To someone's sleeping beau:
I'm definitely of an inside-looking-out viewpoint; the only things that I know affect--and therefore in some way change--the mind are stimuli and the mind's reactions thereto. Given that each new experience and thought changes the mind ever so slightly, I see the change of personality as a continuous mental inevitability. Since the brain has changed with each moment, so has the person; each is unique and can't truly be called the same person, I feel--though I do so for convenience anyway.
To clarify, any lines I draw between any "stages" in my mental state are heinously arbitrary and simplistic. However, the buildup of changes does seem to lend itself to division, if only so I can handle my thoughts and reasoning more easily.
I'm not as curious as I'd like to be, given how important sources are in academia and how factually right I want to be for my own good and for that of others--false knowledge is a common killer. However, when I learn something new, I fact-check it. If it's right, I add it to my knowledge. If not, I catalogue why for later. I love to learn, and stay actively open-minded to all sources.

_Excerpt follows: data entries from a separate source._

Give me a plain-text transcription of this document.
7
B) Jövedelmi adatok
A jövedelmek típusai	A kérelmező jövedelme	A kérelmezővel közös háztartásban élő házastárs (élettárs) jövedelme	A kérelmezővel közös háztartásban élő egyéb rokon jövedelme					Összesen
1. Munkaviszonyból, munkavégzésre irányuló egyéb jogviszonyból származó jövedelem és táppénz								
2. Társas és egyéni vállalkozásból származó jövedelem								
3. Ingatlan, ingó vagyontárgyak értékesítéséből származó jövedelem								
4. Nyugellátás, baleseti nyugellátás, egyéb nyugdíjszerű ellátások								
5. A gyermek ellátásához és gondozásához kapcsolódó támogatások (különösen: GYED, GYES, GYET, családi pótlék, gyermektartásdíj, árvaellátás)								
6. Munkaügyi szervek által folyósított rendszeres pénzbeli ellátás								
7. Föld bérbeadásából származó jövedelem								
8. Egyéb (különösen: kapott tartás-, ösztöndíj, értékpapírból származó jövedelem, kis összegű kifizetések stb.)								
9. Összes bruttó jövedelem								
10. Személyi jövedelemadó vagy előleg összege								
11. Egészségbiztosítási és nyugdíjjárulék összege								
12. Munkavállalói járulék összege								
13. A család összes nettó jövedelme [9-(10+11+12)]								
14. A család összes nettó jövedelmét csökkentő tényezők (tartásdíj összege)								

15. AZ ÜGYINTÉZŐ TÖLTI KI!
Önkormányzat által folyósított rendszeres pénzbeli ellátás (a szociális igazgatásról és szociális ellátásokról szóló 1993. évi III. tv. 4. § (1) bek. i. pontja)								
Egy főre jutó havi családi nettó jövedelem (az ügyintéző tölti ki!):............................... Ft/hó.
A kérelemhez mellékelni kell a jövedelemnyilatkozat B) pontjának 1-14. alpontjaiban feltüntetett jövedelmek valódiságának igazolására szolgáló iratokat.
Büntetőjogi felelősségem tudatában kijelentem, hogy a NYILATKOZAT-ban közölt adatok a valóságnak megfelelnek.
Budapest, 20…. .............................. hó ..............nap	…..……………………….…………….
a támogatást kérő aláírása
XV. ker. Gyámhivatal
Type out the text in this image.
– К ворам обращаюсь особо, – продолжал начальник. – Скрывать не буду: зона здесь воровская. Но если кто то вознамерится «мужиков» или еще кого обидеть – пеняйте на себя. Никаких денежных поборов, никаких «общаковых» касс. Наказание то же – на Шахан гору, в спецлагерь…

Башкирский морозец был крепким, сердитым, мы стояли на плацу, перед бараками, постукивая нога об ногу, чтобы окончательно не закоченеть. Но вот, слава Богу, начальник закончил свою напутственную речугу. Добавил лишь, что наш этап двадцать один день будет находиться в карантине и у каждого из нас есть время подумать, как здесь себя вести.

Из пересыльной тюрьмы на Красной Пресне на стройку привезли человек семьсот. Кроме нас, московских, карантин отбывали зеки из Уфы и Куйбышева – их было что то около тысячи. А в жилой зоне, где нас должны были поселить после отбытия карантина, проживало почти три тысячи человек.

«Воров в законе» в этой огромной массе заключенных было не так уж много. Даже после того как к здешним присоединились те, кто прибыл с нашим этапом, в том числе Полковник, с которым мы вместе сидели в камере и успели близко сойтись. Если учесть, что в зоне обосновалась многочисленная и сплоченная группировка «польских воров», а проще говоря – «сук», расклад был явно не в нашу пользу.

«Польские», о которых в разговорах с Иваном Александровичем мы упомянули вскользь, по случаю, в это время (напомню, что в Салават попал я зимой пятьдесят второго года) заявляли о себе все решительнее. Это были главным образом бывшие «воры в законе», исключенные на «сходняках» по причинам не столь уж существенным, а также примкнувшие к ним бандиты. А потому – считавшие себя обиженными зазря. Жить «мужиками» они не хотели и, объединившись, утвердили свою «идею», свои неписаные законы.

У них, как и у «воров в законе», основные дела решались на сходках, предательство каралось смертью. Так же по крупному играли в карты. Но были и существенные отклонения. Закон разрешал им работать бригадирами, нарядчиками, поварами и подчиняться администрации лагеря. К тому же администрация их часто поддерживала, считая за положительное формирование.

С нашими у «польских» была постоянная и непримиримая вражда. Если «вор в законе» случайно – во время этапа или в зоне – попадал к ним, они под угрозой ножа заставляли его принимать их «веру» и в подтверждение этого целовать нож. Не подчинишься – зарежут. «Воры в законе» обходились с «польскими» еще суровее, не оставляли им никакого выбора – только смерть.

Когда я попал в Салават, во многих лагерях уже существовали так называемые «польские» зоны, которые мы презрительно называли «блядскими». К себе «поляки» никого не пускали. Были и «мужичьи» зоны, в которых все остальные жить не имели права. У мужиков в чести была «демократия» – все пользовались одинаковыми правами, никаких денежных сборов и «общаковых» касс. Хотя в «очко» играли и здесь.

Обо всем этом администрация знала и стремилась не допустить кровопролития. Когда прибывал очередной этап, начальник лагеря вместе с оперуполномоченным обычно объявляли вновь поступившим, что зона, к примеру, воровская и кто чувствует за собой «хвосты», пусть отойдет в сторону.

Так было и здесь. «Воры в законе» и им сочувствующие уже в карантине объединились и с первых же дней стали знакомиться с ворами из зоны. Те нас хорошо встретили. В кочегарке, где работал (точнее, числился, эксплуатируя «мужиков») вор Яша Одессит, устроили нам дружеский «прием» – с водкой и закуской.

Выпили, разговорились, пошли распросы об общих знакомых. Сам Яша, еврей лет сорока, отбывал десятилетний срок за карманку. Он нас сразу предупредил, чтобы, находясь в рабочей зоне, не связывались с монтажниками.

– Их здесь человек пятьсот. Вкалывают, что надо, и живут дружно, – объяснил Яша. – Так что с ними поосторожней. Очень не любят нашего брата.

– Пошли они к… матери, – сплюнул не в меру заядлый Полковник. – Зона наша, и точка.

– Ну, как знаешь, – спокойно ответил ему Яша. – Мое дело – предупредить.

All that great thought, however, comes largely when I'm interested in or see use in the information presented. It's when someone brings me something uninteresting that I start to slip on this policy. I'll write someone's hobby in my notebook, but if it doesn't stick in my mind, I might never dig it up from the pages to search. I look into intrigue and enthusiasm in the interest and in the person, and if neither is in either, I usually let the subject go. It's not an uncommon disposition, but very self-gratifying and less than I want of myself.
Information on the psyche interests me a lot, and I'd gladly read good or promising work. Most of my reasoning, however, comes from my own thoughts. I've read perhaps four or five works dedicated to the subject, only one a textbook. Counting success books, though, which are focused on mindset and were most of my homework for about ten years, I would call myself well-acquainted with a layman's description of the psyche--and that likely shows in my word choice and approach to the subject. I'd welcome more formal sources, though my approach to finding them has been embarrassingly passive.
A thought of just now: I suppose epiphanies are really just collections of synaptic changes big enough to let you think a new way. Maybe epiphany is the wrong word. Maybe there isn't a word for it. I wonder....
As to your thoughts on reading and writing, I agree: they enhance your ability to think and understand in many ways, some of which I find hard to explain and have been surprised to use. I find myself using expressions and knowledge from all sorts of texts, always to my personal benefit. I'd never call any level of expertise a plateau in ability; there's always another thing to learn and apply. I feel that in word-world, limits are where you put them. That's part of the fun I have in visiting it.